One of his friends said to me that Otefsu meant prince of something in some language. It had to be a joke, right? I mean; it's just an anagram of Foetus. Wrong again, it actually means "handsome flame-haired prince" in a dialect of a tribe in Ghana. Seems about right.

One of his other acts is Baby Zizane, an improvisational act with Jim Coleman, ex-keyboard player from Cop Shoot Cop, which had one run in New York, but has toured mostly in Europe. It's two guys playing laptop music from their computers combined with visuals in the background. Mostly improvisational, it seems to me to be a frightening escapade.

"That's the beauty of doing something like that, because you're doing it on the fly and you either get great intuitive things, which can come from practice or from reading each other, knowing what works and what doesn't, or you can just have disasters, where no one really knows where it is. Yeah, so people say 'Wow, how did you synchronize that little voice coming in with that little girl skipping through the woods and stuff', and I have to tell them, well, it was just by accident. I think the visual element of Baby Zizanie is really important too because I like laptop music and I like laptop music live, but it's fucking boring to watch two people sitting at computers." Vicki Bennett from People Like Us is the latest visual artist to have worked with Baby Zizanie.

Despite claiming not to have an opinion about file-swapping and software like BearShare, he did prove to have a lot to say about it. "You know, I see it all happening, but you know, it's kind of like walking down to the ocean and yelling and asking the tide not to come in, because the genie's out of the bottle. Nothing that I can do or say is going to change it. There are people who are devoting their lives to it full-time and I don't know what my voice contributed to the argument has to with anything.

"But I do think it's dangerous that a whole generation thinks that they deserve to get music exclusively for free, and what the musicians are a free ride-along? I mean this is a fucking hell of a lot of work; this is not just something like puttering around and I have a day job at a dot-com or something. I think that I should be allowed to be in control of that and the way the whole Napster thing blew up - the whole Metallica business. Napster blew up really because someone took an unfinished song from their studio and put it out through Napster, and that's the point - where someone is saying 'I'm a Metallica fan, therefore I think that it's democratically right for everyone to have access to this'. And it's not their right at all; Metallica should have the final say over what of theirs is distributed, there's the argument. Is it going to be the death of copyright?"

He point out that there are not enough people going to concerts, where everyone can make a living doing music, because there's too many people making music now. He says that he thinks the whole process has been too democratised and that the availabilities of the means has devalued music. "Instead of a lot of quality music out there, there's a lot of content, and content is different. And I think that has devalued it.
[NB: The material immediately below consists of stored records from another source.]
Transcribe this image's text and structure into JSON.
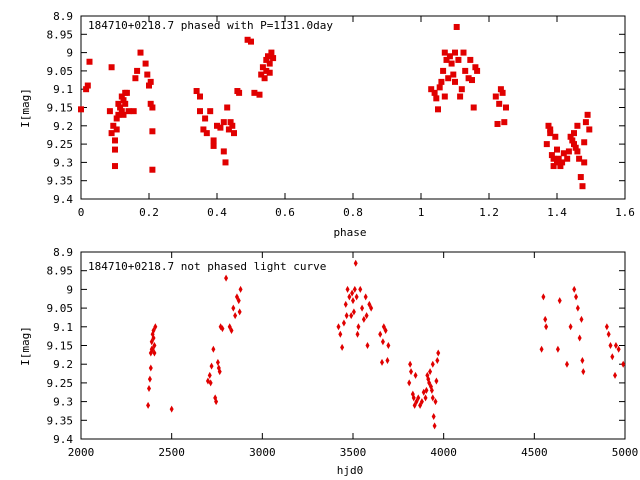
{
  "chart_data": [
    {
      "type": "scatter",
      "title": "184710+0218.7 phased with P=1131.0day",
      "xlabel": "phase",
      "ylabel": "I[mag]",
      "xlim": [
        0,
        1.6
      ],
      "ylim": [
        8.9,
        9.4
      ],
      "y_inverted": true,
      "grid": false,
      "marker": "filled square",
      "color": "#e00000",
      "xticks": [
        "0",
        "0.2",
        "0.4",
        "0.6",
        "0.8",
        "1",
        "1.2",
        "1.4",
        "1.6"
      ],
      "yticks": [
        "8.9",
        "8.95",
        "9",
        "9.05",
        "9.1",
        "9.15",
        "9.2",
        "9.25",
        "9.3",
        "9.35",
        "9.4"
      ],
      "points": [
        [
          0.0,
          9.155
        ],
        [
          0.015,
          9.1
        ],
        [
          0.02,
          9.09
        ],
        [
          0.025,
          9.025
        ],
        [
          0.085,
          9.16
        ],
        [
          0.09,
          9.04
        ],
        [
          0.095,
          9.2
        ],
        [
          0.1,
          9.31
        ],
        [
          0.1,
          9.265
        ],
        [
          0.105,
          9.21
        ],
        [
          0.105,
          9.18
        ],
        [
          0.11,
          9.17
        ],
        [
          0.11,
          9.14
        ],
        [
          0.115,
          9.15
        ],
        [
          0.12,
          9.16
        ],
        [
          0.12,
          9.12
        ],
        [
          0.125,
          9.13
        ],
        [
          0.13,
          9.11
        ],
        [
          0.13,
          9.14
        ],
        [
          0.135,
          9.11
        ],
        [
          0.14,
          9.16
        ],
        [
          0.09,
          9.22
        ],
        [
          0.1,
          9.24
        ],
        [
          0.125,
          9.17
        ],
        [
          0.155,
          9.16
        ],
        [
          0.16,
          9.07
        ],
        [
          0.165,
          9.05
        ],
        [
          0.175,
          9.0
        ],
        [
          0.19,
          9.03
        ],
        [
          0.195,
          9.06
        ],
        [
          0.2,
          9.09
        ],
        [
          0.205,
          9.14
        ],
        [
          0.21,
          9.15
        ],
        [
          0.21,
          9.215
        ],
        [
          0.21,
          9.32
        ],
        [
          0.205,
          9.08
        ],
        [
          0.34,
          9.105
        ],
        [
          0.35,
          9.12
        ],
        [
          0.35,
          9.16
        ],
        [
          0.36,
          9.21
        ],
        [
          0.365,
          9.18
        ],
        [
          0.37,
          9.22
        ],
        [
          0.38,
          9.16
        ],
        [
          0.39,
          9.24
        ],
        [
          0.39,
          9.255
        ],
        [
          0.4,
          9.2
        ],
        [
          0.41,
          9.205
        ],
        [
          0.42,
          9.19
        ],
        [
          0.42,
          9.27
        ],
        [
          0.425,
          9.3
        ],
        [
          0.43,
          9.15
        ],
        [
          0.435,
          9.21
        ],
        [
          0.44,
          9.19
        ],
        [
          0.445,
          9.2
        ],
        [
          0.45,
          9.22
        ],
        [
          0.46,
          9.105
        ],
        [
          0.465,
          9.11
        ],
        [
          0.49,
          8.965
        ],
        [
          0.5,
          8.97
        ],
        [
          0.51,
          9.11
        ],
        [
          0.525,
          9.115
        ],
        [
          0.53,
          9.06
        ],
        [
          0.535,
          9.04
        ],
        [
          0.54,
          9.07
        ],
        [
          0.545,
          9.02
        ],
        [
          0.55,
          9.01
        ],
        [
          0.555,
          9.03
        ],
        [
          0.56,
          9.0
        ],
        [
          0.565,
          9.015
        ],
        [
          0.555,
          9.055
        ],
        [
          0.545,
          9.05
        ],
        [
          1.03,
          9.1
        ],
        [
          1.04,
          9.11
        ],
        [
          1.045,
          9.125
        ],
        [
          1.05,
          9.155
        ],
        [
          1.055,
          9.095
        ],
        [
          1.06,
          9.08
        ],
        [
          1.065,
          9.05
        ],
        [
          1.07,
          9.0
        ],
        [
          1.075,
          9.02
        ],
        [
          1.08,
          9.07
        ],
        [
          1.085,
          9.01
        ],
        [
          1.09,
          9.03
        ],
        [
          1.095,
          9.06
        ],
        [
          1.1,
          9.0
        ],
        [
          1.105,
          8.93
        ],
        [
          1.11,
          9.02
        ],
        [
          1.115,
          9.12
        ],
        [
          1.12,
          9.1
        ],
        [
          1.125,
          9.0
        ],
        [
          1.13,
          9.05
        ],
        [
          1.14,
          9.07
        ],
        [
          1.145,
          9.02
        ],
        [
          1.15,
          9.075
        ],
        [
          1.155,
          9.15
        ],
        [
          1.16,
          9.04
        ],
        [
          1.165,
          9.05
        ],
        [
          1.07,
          9.12
        ],
        [
          1.1,
          9.08
        ],
        [
          1.22,
          9.12
        ],
        [
          1.225,
          9.195
        ],
        [
          1.23,
          9.14
        ],
        [
          1.235,
          9.1
        ],
        [
          1.24,
          9.11
        ],
        [
          1.245,
          9.19
        ],
        [
          1.25,
          9.15
        ],
        [
          1.37,
          9.25
        ],
        [
          1.375,
          9.2
        ],
        [
          1.38,
          9.22
        ],
        [
          1.385,
          9.28
        ],
        [
          1.39,
          9.29
        ],
        [
          1.39,
          9.31
        ],
        [
          1.395,
          9.23
        ],
        [
          1.4,
          9.3
        ],
        [
          1.405,
          9.29
        ],
        [
          1.41,
          9.31
        ],
        [
          1.415,
          9.3
        ],
        [
          1.42,
          9.275
        ],
        [
          1.43,
          9.29
        ],
        [
          1.435,
          9.27
        ],
        [
          1.44,
          9.23
        ],
        [
          1.445,
          9.24
        ],
        [
          1.45,
          9.25
        ],
        [
          1.45,
          9.22
        ],
        [
          1.455,
          9.26
        ],
        [
          1.46,
          9.27
        ],
        [
          1.46,
          9.2
        ],
        [
          1.465,
          9.29
        ],
        [
          1.47,
          9.34
        ],
        [
          1.475,
          9.365
        ],
        [
          1.48,
          9.3
        ],
        [
          1.48,
          9.245
        ],
        [
          1.485,
          9.19
        ],
        [
          1.49,
          9.17
        ],
        [
          1.495,
          9.21
        ],
        [
          1.38,
          9.21
        ],
        [
          1.4,
          9.265
        ]
      ]
    },
    {
      "type": "scatter",
      "title": "184710+0218.7 not phased light curve",
      "xlabel": "hjd0",
      "ylabel": "I[mag]",
      "xlim": [
        2000,
        5000
      ],
      "ylim": [
        8.9,
        9.4
      ],
      "y_inverted": true,
      "grid": false,
      "marker": "diamond",
      "color": "#e00000",
      "xticks": [
        "2000",
        "2500",
        "3000",
        "3500",
        "4000",
        "4500",
        "5000"
      ],
      "yticks": [
        "8.9",
        "8.95",
        "9",
        "9.05",
        "9.1",
        "9.15",
        "9.2",
        "9.25",
        "9.3",
        "9.35",
        "9.4"
      ],
      "points": [
        [
          2370,
          9.31
        ],
        [
          2375,
          9.265
        ],
        [
          2380,
          9.24
        ],
        [
          2385,
          9.21
        ],
        [
          2385,
          9.17
        ],
        [
          2390,
          9.16
        ],
        [
          2390,
          9.14
        ],
        [
          2395,
          9.16
        ],
        [
          2395,
          9.12
        ],
        [
          2400,
          9.13
        ],
        [
          2400,
          9.11
        ],
        [
          2405,
          9.15
        ],
        [
          2410,
          9.1
        ],
        [
          2405,
          9.17
        ],
        [
          2500,
          9.32
        ],
        [
          2700,
          9.245
        ],
        [
          2710,
          9.23
        ],
        [
          2715,
          9.25
        ],
        [
          2720,
          9.205
        ],
        [
          2730,
          9.16
        ],
        [
          2740,
          9.29
        ],
        [
          2745,
          9.3
        ],
        [
          2755,
          9.195
        ],
        [
          2760,
          9.21
        ],
        [
          2765,
          9.22
        ],
        [
          2770,
          9.1
        ],
        [
          2780,
          9.105
        ],
        [
          2800,
          8.97
        ],
        [
          2820,
          9.1
        ],
        [
          2830,
          9.11
        ],
        [
          2840,
          9.05
        ],
        [
          2850,
          9.07
        ],
        [
          2860,
          9.02
        ],
        [
          2870,
          9.03
        ],
        [
          2880,
          9.0
        ],
        [
          2875,
          9.06
        ],
        [
          3420,
          9.1
        ],
        [
          3430,
          9.12
        ],
        [
          3440,
          9.155
        ],
        [
          3450,
          9.09
        ],
        [
          3460,
          9.04
        ],
        [
          3465,
          9.07
        ],
        [
          3470,
          9.0
        ],
        [
          3480,
          9.02
        ],
        [
          3490,
          9.07
        ],
        [
          3495,
          9.01
        ],
        [
          3500,
          9.03
        ],
        [
          3505,
          9.06
        ],
        [
          3510,
          9.0
        ],
        [
          3515,
          8.93
        ],
        [
          3520,
          9.02
        ],
        [
          3525,
          9.12
        ],
        [
          3530,
          9.1
        ],
        [
          3540,
          9.0
        ],
        [
          3550,
          9.05
        ],
        [
          3560,
          9.08
        ],
        [
          3570,
          9.02
        ],
        [
          3575,
          9.07
        ],
        [
          3580,
          9.15
        ],
        [
          3590,
          9.04
        ],
        [
          3600,
          9.05
        ],
        [
          3650,
          9.12
        ],
        [
          3660,
          9.195
        ],
        [
          3665,
          9.14
        ],
        [
          3670,
          9.1
        ],
        [
          3680,
          9.11
        ],
        [
          3690,
          9.19
        ],
        [
          3695,
          9.15
        ],
        [
          3810,
          9.25
        ],
        [
          3815,
          9.2
        ],
        [
          3820,
          9.22
        ],
        [
          3830,
          9.28
        ],
        [
          3835,
          9.29
        ],
        [
          3840,
          9.31
        ],
        [
          3845,
          9.23
        ],
        [
          3850,
          9.3
        ],
        [
          3860,
          9.29
        ],
        [
          3870,
          9.31
        ],
        [
          3880,
          9.3
        ],
        [
          3890,
          9.275
        ],
        [
          3900,
          9.29
        ],
        [
          3905,
          9.27
        ],
        [
          3910,
          9.23
        ],
        [
          3915,
          9.24
        ],
        [
          3920,
          9.25
        ],
        [
          3925,
          9.22
        ],
        [
          3930,
          9.26
        ],
        [
          3935,
          9.27
        ],
        [
          3940,
          9.2
        ],
        [
          3940,
          9.29
        ],
        [
          3945,
          9.34
        ],
        [
          3950,
          9.365
        ],
        [
          3955,
          9.3
        ],
        [
          3960,
          9.245
        ],
        [
          3965,
          9.19
        ],
        [
          3970,
          9.17
        ],
        [
          4540,
          9.16
        ],
        [
          4550,
          9.02
        ],
        [
          4560,
          9.08
        ],
        [
          4565,
          9.1
        ],
        [
          4630,
          9.16
        ],
        [
          4640,
          9.03
        ],
        [
          4680,
          9.2
        ],
        [
          4700,
          9.1
        ],
        [
          4720,
          9.0
        ],
        [
          4730,
          9.02
        ],
        [
          4740,
          9.05
        ],
        [
          4750,
          9.13
        ],
        [
          4760,
          9.08
        ],
        [
          4765,
          9.19
        ],
        [
          4770,
          9.22
        ],
        [
          4900,
          9.1
        ],
        [
          4910,
          9.12
        ],
        [
          4920,
          9.15
        ],
        [
          4930,
          9.18
        ],
        [
          4945,
          9.23
        ],
        [
          4950,
          9.15
        ],
        [
          4965,
          9.16
        ],
        [
          4990,
          9.2
        ]
      ]
    }
  ]
}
"And I also think that maybe there use to be generations of people where music was the central core of what they did with their life, and their lifestyle, it's really important. And it really mattered to them, and now it's like for an ADD generation it's just another piece of upholstery, it's another piece of furniture, it's a decoration, and, none of those words are right... maybe it's an accessory to a lot of other things, you know, the Internet, video games, and DVDs and so on. And I think… depends, it's changed a lot. There are many different layers to that cake. There's the real underground, then there's the fake underground, then there is the mainstream, all sorts of shit."

So, go to his website (www.foetus.org) and check out some of the latest audios such as "Radiolarian Ooze," you might be surprised to the see the evolution of Foetus, the persona which has a new CD coming out in the autumn of 2003. Consider everything, deny nothing, put your own spin on it, and you'll come out with brilliance almost every time. Well, that is, if you're Jim Thirlwell.